DI H. Rosmann (Initiative für ein unverwechselbares Graz) sowie einige anwesende Expert:innen und Bürger:innen teilen die positive Bilanz nicht oder nur teilweise.
DI H. Rosmann verweist auf den hohen Grad an Leerstand, der mit den zahlreichen Neubauten weiter steigen würde. Es wird bezweifelt, dass das übertriebene Massieren von Kubaturen überhaupt Wohnqualität erlaubt. Es mangele insbesondere an Grünraum, Licht & Besonnung, Lärmschutz sowie oft auch an Infrastruktur. Im Steirischen Baugesetz komme der Begriff „Wohnqualität“ überhaupt nicht vor und die nachbarlichen Einspruchsrechte in Bauverfahren seien höchst unzureichend. Der bestehende Rechtsanspruch auf Ausnutzung der zulässigen Bebauungsdichte sei zudem äußerst problematisch.
Die anwesenden Bezirksvorsteher für Puntigam, Waltendorf und Eggenberg verweisen auf die Kompetenzen der Bezirksvorsteher - auch in der Rolle eines Sprachrohrs der Bevölkerung. Der tlw. bestehende Eindruck von Ohnmacht könnte durch eine bessere und frühere Einbindung der Bezirksvorsteher reduziert werden. Derzeit habe man als Bezirksvorsteher keinerlei Rechte im Bauverfahren und werde bei Planungen oft zu kurzfristig eingebunden.
Kritisiert wird eine überbordende Verdichtung durch Mega-Projekte, bei denen es oft an entsprechenden Begleitmaßnahmen hinsichtlich Infrastruktur und Verkehr und auch an gemeinschaftlich nutzbaren Allgemeinflächen fehle. Aktuelle Beispiele: Grenzgasse, Karlauer Straße, Fröhlichgasse, …
Obwohl Graz seit 2011 City of Design ist, vermisse man zeitgenössische Architekturmit besonderer Qualität. Es seien in erster Linie gesichtslose Neubauten und einfallslose Kubaturen entstanden, so eine Wortmeldung.

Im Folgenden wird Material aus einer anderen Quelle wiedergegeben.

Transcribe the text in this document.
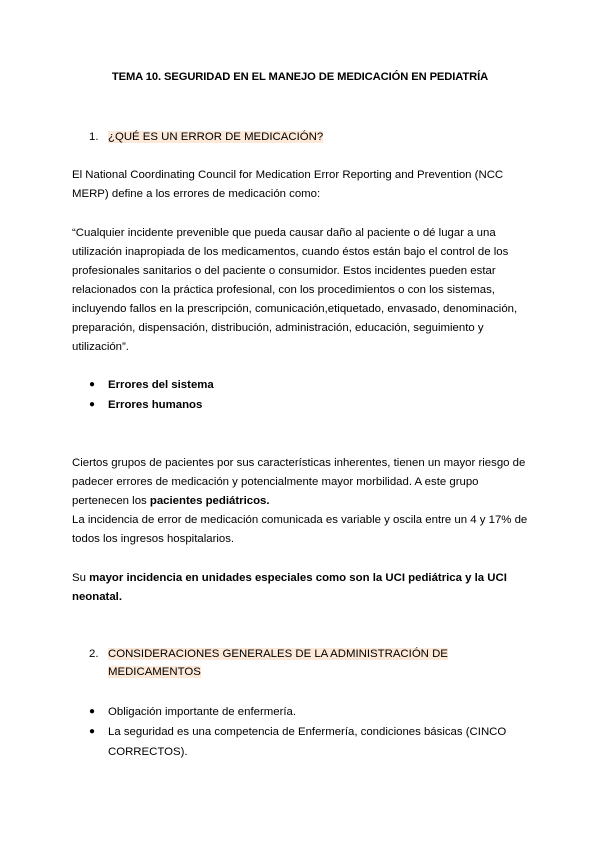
TEMA 10. SEGURIDAD EN EL MANEJO DE MEDICACIÓN EN PEDIATRÍA
1. ¿QUÉ ES UN ERROR DE MEDICACIÓN?
El National Coordinating Council for Medication Error Reporting and Prevention (NCC MERP) define a los errores de medicación como:
“Cualquier incidente prevenible que pueda causar daño al paciente o dé lugar a una utilización inapropiada de los medicamentos, cuando éstos están bajo el control de los profesionales sanitarios o del paciente o consumidor. Estos incidentes pueden estar relacionados con la práctica profesional, con los procedimientos o con los sistemas, incluyendo fallos en la prescripción, comunicación,etiquetado, envasado, denominación, preparación, dispensación, distribución, administración, educación, seguimiento y utilización”.
● Errores del sistema
● Errores humanos
Ciertos grupos de pacientes por sus características inherentes, tienen un mayor riesgo de padecer errores de medicación y potencialmente mayor morbilidad. A este grupo pertenecen los pacientes pediátricos.
La incidencia de error de medicación comunicada es variable y oscila entre un 4 y 17% de todos los ingresos hospitalarios.
Su mayor incidencia en unidades especiales como son la UCI pediátrica y la UCI neonatal.
2. CONSIDERACIONES GENERALES DE LA ADMINISTRACIÓN DE
MEDICAMENTOS
● Obligación importante de enfermería.
● La seguridad es una competencia de Enfermería, condiciones básicas (CINCO CORRECTOS).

Das zentrale Ziel der Urbanität würde oft aus den Augen verloren, befindet ein Architekt. Man profitiere allein von der Geschichte und von dem, was in den letzten Jahrhunderten in Graz entstanden ist. Was hingegen in den letzten 50 Jahren gebaut wurde, sei eine Bankrotterklärung.
Seitens der Initiative für ein unverwechselbares Graz wird ein Innehalten und Nachdenken gefordert. Die Politik müsse analysieren, für wen und was gebaut werden soll. Der weitere Bevölkerungszuwachs sei gedämpft. Man müsse klären, welche Gesetzesänderungen und Instrumente benötigt werden, um zukünftig Monsterprojekte ohne ausreichende Wohnqualität zu verhindern. Auch seien mehr Veranstaltungen wie diese nötig, da nur im gemeinsamen Diskurs gute Lösungen entwickelt werden können.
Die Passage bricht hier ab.